March is National Nutrition Month. During the month of March, everyone is invited to learn about making informed food choices and developing helpful eating and physical activity habits. This March, we are focusing on how all foods can fit into a healthy diet.

Healthy eating is important at every age. You should eat a variety of fruits, vegetables, grains, protein foods, and dairy or fortified soy alternatives. Nutrients provided by the five food groups can differ, which is why it is important to eat some foods daily from each category.

Serving sizes and portion sizes for healthy eating as you age

You can use serving sizes on containers or packages to help guide you to eat the appropriate amounts of foods. A “serving size” is the standard amount of food, like a cup or an ounce, that can help you when choosing foods and reading nutrition labels.

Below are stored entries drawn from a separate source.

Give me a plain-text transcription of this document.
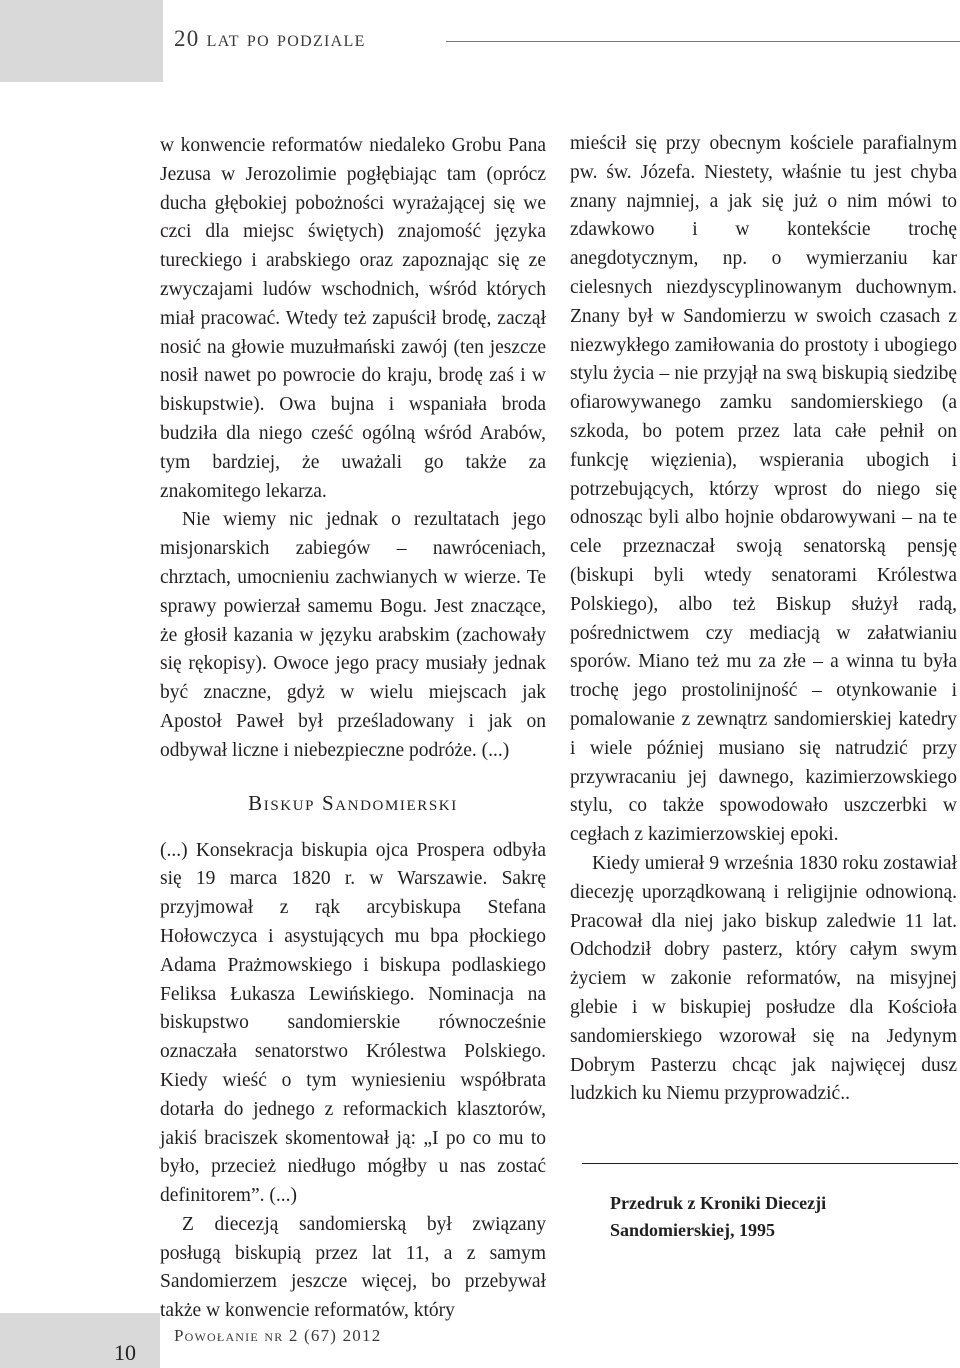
20 lat po podziale

w konwencie reformatów niedaleko Grobu Pana Jezusa w Jerozolimie pogłębiając tam (oprócz ducha głębokiej pobożności wyrażającej się we czci dla miejsc świętych) znajomość języka tureckiego i arabskiego oraz zapoznając się ze zwyczajami ludów wschodnich, wśród których miał pracować. Wtedy też zapuścił brodę, zaczął nosić na głowie muzułmański zawój (ten jeszcze nosił nawet po powrocie do kraju, brodę zaś i w biskupstwie). Owa bujna i wspaniała broda budziła dla niego cześć ogólną wśród Arabów, tym bardziej, że uważali go także za znakomitego lekarza.

Nie wiemy nic jednak o rezultatach jego misjonarskich zabiegów – nawróceniach, chrztach, umocnieniu zachwianych w wierze. Te sprawy powierzał samemu Bogu. Jest znaczące, że głosił kazania w języku arabskim (zachowały się rękopisy). Owoce jego pracy musiały jednak być znaczne, gdyż w wielu miejscach jak Apostoł Paweł był prześladowany i jak on odbywał liczne i niebezpieczne podróże. (...)

Biskup Sandomierski

(...) Konsekracja biskupia ojca Prospera odbyła się 19 marca 1820 r. w Warszawie. Sakrę przyjmował z rąk arcybiskupa Stefana Hołowczyca i asystujących mu bpa płockiego Adama Prażmowskiego i biskupa podlaskiego Feliksa Łukasza Lewińskiego. Nominacja na biskupstwo sandomierskie równocześnie oznaczała senatorstwo Królestwa Polskiego. Kiedy wieść o tym wyniesieniu współbrata dotarła do jednego z reformackich klasztorów, jakiś braciszek skomentował ją: „I po co mu to było, przecież niedługo mógłby u nas zostać definitorem”. (...)

Z diecezją sandomierską był związany posługą biskupią przez lat 11, a z samym Sandomierzem jeszcze więcej, bo przebywał także w konwencie reformatów, który

mieścił się przy obecnym kościele parafialnym pw. św. Józefa. Niestety, właśnie tu jest chyba znany najmniej, a jak się już o nim mówi to zdawkowo i w kontekście trochę anegdotycznym, np. o wymierzaniu kar cielesnych niezdyscyplinowanym duchownym. Znany był w Sandomierzu w swoich czasach z niezwykłego zamiłowania do prostoty i ubogiego stylu życia – nie przyjął na swą biskupią siedzibę ofiarowywanego zamku sandomierskiego (a szkoda, bo potem przez lata całe pełnił on funkcję więzienia), wspierania ubogich i potrzebujących, którzy wprost do niego się odnosząc byli albo hojnie obdarowywani – na te cele przeznaczał swoją senatorską pensję (biskupi byli wtedy senatorami Królestwa Polskiego), albo też Biskup służył radą, pośrednictwem czy mediacją w załatwianiu sporów. Miano też mu za złe – a winna tu była trochę jego prostolinijność – otynkowanie i pomalowanie z zewnątrz sandomierskiej katedry i wiele później musiano się natrudzić przy przywracaniu jej dawnego, kazimierzowskiego stylu, co także spowodowało uszczerbki w cegłach z kazimierzowskiej epoki.

Kiedy umierał 9 września 1830 roku zostawiał diecezję uporządkowaną i religijnie odnowioną. Pracował dla niej jako biskup zaledwie 11 lat. Odchodził dobry pasterz, który całym swym życiem w zakonie reformatów, na misyjnej glebie i w biskupiej posłudze dla Kościoła sandomierskiego wzorował się na Jedynym Dobrym Pasterzu chcąc jak najwięcej dusz ludzkich ku Niemu przyprowadzić..

Przedruk z Kroniki Diecezji Sandomierskiej, 1995
10
Powołanie nr 2 (67) 2012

The term “portion size” means how much of a food you are served or how much you eat. For example, the serving size for pancakes might be ¼ cup of batter. However, the portion size you give yourself at home may be two small pancakes, but at a restaurant you may get a stack of four pancakes as one portion.

A good example of how to use portion sizes to manage your health conditions would be with carbohydrates for people with diabetes. If you have diabetes, your doctor may have asked you to watch your carbohydrate intake. Carbohydrates are still a very important food category for diabetics because they are the top source of energy for our brain.

For people with diabetes, it is still important for you to eat carbohydrate foods, especially if you are on insulin or other medications. Carbohydrates like pasta and rice are still great choices for diabetics. Eating the correct serving size for these foods (1/2 cup) will help to prevent large spikes in blood sugar.

You can also consume whole grain carbohydrates that contain fiber to help slow the spike in blood sugar. Adding protein and healthy fats to meals with carbohydrates can also be helpful in managing your blood sugar.